Loan Terms are the length or duration of the time to pay off the loan. It could either be a Fixed rate mortgage or an Adjustable Rate Mortgage. The length of time to pay off the loan can be either: 10, 15, 20, 25 or 30 years, respectively. The loan term of today’s mortgage loan can be tailored to fit any family’s need and budget. Whether you are looking to pay off the mortgage loan in a short period of time, or keep the house only for a short time, we have a loan program for you.
Fixed Rate:
- Fixed rate and payment that cannot move up and fixed throughout the entire life of the loan.
- 30 years fixed – the most commonly used option;
- 15 years fixed – primarily beneficial to pay off the mortgage loan in a short period of time. Builds equity easier and faster than any type of loan.
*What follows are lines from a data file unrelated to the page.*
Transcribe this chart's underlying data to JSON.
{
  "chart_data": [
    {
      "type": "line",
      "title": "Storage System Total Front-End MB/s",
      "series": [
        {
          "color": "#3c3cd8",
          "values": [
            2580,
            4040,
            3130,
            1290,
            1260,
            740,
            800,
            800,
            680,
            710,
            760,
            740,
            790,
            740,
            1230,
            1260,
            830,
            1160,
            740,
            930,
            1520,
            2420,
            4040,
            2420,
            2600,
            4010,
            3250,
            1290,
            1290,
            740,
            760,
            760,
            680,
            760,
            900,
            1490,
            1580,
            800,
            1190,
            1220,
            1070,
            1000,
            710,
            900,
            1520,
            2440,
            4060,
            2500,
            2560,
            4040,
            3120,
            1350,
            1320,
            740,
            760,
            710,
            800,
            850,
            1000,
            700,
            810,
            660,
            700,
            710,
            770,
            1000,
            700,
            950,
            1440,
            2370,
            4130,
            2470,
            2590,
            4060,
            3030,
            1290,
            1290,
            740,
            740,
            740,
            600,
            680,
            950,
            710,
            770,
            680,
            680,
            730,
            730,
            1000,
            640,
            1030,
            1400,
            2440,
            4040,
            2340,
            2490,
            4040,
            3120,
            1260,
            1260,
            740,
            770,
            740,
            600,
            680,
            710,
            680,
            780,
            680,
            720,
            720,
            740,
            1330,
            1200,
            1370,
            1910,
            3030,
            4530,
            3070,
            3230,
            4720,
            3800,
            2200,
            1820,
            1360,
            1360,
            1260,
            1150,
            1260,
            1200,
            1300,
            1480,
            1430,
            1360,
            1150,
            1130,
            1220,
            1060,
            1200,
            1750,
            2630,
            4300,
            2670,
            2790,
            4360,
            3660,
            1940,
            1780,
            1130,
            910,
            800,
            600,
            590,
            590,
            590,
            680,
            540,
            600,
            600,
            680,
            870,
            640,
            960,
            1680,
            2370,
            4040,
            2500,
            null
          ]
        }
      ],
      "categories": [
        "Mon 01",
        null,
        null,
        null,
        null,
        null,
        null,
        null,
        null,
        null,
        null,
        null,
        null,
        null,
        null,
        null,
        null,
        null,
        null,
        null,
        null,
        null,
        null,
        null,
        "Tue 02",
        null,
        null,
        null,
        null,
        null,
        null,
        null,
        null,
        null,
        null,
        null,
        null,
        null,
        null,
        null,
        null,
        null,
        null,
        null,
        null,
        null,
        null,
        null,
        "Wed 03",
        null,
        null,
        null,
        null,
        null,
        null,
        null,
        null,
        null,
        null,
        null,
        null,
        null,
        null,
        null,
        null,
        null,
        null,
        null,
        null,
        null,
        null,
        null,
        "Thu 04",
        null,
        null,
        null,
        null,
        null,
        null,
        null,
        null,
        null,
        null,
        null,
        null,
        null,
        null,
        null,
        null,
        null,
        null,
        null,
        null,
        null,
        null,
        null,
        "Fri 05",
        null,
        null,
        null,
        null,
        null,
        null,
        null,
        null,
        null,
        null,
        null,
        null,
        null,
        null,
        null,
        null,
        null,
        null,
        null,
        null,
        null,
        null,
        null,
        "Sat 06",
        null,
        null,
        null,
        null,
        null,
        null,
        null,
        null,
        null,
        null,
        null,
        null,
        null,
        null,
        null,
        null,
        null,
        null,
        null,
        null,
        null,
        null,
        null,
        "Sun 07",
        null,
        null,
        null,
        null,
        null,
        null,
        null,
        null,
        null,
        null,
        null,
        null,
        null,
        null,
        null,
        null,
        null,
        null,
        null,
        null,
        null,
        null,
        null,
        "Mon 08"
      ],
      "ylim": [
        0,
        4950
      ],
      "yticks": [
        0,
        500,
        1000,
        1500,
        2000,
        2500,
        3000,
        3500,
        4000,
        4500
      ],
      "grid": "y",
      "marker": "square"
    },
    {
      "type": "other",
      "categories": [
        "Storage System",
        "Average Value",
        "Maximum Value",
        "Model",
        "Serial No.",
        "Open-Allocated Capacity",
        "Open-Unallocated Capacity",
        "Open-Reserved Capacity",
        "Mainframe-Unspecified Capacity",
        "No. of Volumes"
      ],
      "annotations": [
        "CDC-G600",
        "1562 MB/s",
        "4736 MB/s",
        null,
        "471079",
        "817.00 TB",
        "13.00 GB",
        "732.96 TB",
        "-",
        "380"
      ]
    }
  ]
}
- 20 or 10 years fixed – in between the 15 and 30-year term but not as popular because the rate on 10 years is about the same as 15 years; the rate on 20 years is almost the same as 30 years.
Adjustable Rate:
- Adjustable rate that fluctuates and is not fixed throughout the life of the loan. Composed of an index and a margin. The index is a rate set by market forces and published by a neutral third party. A margin is an agreed upon number of percentage points that is added to the index to determine the rate and final payment.
- 3 years – rate is fixed for first 3 years then adjust after 3 years;
- 5 years – rate is fixed for 5 years and adjusts thereafter;
- 7 years – rate is fixed for 7 years and adjusts thereafter;
- 10 years – rate is fixed for 10 years and adjusts thereafter;
- Interest Only – considered a temporary loan and resets to an adjustable rate after the initial period.